Compilation exited abnormally with code 1 at Wed Jan 29 01:19:57

Christian,

ah, that was not what I expected the code to do … If the cast only receives a PyObject*, then that’ll never work as such (in fact now that I see the generated code, the cast should also not be to a TH1D, but to a TH1D*, as copying should be avoided). Just for reference, the pointer to the histogram (when bound by PyROOT), lives right after PyObject_HEAD, so in theory, following the cython docs on how to use C extension types by defining such a type with as first member a TH1D* should work, too. However, I think that even at that point, the casting problem will remain (but just one of casting to the extension type).

I’ve been looking through the cython documentation, but did not find if it is possible to provide user-defined casts. All that is needed really is a cython-defined function that takes a void* or long, and does:TH1D* cast_th1d(long h) { return (TH1D*)h; }Maybe just defining such a helper to cython and calling it explicitly would do?
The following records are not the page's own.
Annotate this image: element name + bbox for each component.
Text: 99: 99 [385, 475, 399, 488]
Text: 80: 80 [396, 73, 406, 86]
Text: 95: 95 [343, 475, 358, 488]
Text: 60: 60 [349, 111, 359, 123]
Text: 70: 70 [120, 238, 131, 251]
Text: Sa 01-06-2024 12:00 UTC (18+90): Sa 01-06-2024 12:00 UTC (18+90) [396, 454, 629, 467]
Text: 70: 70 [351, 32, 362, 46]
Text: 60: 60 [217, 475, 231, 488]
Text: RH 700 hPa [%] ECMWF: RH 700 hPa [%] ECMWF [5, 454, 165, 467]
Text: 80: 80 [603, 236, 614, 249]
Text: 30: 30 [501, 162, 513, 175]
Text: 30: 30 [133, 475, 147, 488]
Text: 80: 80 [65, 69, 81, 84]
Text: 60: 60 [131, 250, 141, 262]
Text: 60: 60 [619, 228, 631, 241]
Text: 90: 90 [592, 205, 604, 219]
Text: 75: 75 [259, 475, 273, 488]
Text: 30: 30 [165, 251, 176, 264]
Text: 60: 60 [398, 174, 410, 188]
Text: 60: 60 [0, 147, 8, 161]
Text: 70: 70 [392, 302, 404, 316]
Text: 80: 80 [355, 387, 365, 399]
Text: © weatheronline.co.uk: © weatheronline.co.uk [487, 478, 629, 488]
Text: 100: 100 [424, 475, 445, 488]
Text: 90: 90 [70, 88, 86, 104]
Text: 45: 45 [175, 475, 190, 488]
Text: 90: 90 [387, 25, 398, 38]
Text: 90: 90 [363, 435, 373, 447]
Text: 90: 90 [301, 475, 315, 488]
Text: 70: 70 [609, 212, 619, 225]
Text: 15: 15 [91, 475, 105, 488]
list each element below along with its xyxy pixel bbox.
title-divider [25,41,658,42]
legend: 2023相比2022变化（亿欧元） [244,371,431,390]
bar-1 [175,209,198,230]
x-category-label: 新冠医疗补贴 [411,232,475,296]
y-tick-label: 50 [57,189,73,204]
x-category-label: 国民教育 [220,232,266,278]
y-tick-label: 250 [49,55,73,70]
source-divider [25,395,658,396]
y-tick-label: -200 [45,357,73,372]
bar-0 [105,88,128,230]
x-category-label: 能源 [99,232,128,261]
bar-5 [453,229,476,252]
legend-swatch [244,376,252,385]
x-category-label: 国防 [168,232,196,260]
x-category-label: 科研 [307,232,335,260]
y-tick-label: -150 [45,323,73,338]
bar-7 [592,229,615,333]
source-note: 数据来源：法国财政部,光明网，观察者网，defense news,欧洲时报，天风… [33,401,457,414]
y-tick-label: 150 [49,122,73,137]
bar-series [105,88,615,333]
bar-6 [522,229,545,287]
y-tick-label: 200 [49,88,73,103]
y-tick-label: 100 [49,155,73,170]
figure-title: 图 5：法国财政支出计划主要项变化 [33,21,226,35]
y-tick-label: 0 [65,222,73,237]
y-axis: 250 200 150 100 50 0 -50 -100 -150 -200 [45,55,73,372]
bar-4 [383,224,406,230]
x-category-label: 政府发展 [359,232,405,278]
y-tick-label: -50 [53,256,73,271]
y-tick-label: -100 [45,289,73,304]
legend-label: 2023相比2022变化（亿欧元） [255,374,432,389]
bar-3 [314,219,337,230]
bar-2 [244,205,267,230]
Another idea is this:cdef void* p p = ROOT.AddressOf(h)[0] # assuming here that long -> void* is fine # and does not just take the PyObject* address cy_h = <TH1D*>pDunno whether it will like that last cast. If the former fails to properly initialize p, but the cast works, then perhaps “cdef long p” would work instead.

Cheers,
Wim

It works, thanks a lot!
The cdef long p did the trick, here is the entire fill_histogram.pyx:

# distutils: language = c++
# fill_histogram.pyx

from ROOT import AddressOf
import ROOT
import cython


cdef extern from "TH1D.h":# namespace "TH1D":
    cdef cppclass TH1D:
        TH1D()
        int Fill(double)

def fill_histogram(hist_in):
    cdef long p = ROOT.AddressOf(hist_in)[0]
    cy_h = <TH1D*> p
    cdef i
    for i in range(100):
        cy_h.Fill(1.0)

And here are some the results for looping over the Fill function 100 times, once in cython, once in python:

# main.py
# do
# $ export LD_LIBRARY_PATH=/home/christian/root/lib
# befor running with:
# $ python main.py
from fill_histogram import fill_histogram
from ROOT import TH1F
import timeit

def dumb_fill():
    hist = TH1F("test", "test", 10, 0, 10)
    for i in range(100):
        hist.Fill(1.0)
    #print hist.Integral()

def smart_fill():
    hist = TH1F("test", "test", 10, 0, 10)
    fill_histogram(hist)
    #print hist.Integral()

if __name__ == '__main__':
    print 'Pure python:'
    print timeit.timeit("dumb_fill()", number=10,
                        setup="from __main__ import dumb_fill")
    print 'With cython:'
    print timeit.timeit("smart_fill()", number=10,
                        setup="from __main__ import smart_fill")
Pure python:
0.00605702400208
With cython:
0.000319957733154

I would say this is a very neat improvement! Now I just have to make it work with the slightly more complicated case of THnSparseD when I find time.

Thanks again Wim for the help!

Hi Christian,

That’s a nice speed improvement. If you want to see other code that uses ROOT and cython you might find some of the source code in https://github.com/rootpy/root_numpy useful.

(specifically in https://github.com/rootpy/root_numpy/tree/master/root_numpy/src)

cheers!
Noel

Thanks for the tip, Noel! (and thanks for rootpy!)
Unfortunately, I am rather swamped right now and have to admit that performance improvements of my code have a rather low priority at the moment. That being said, I can only recommend using the TPySelector to everyone running a local analysis! Especially if one were to keep possible cython optimization in mind right from the start (eg. generators do not work in cython).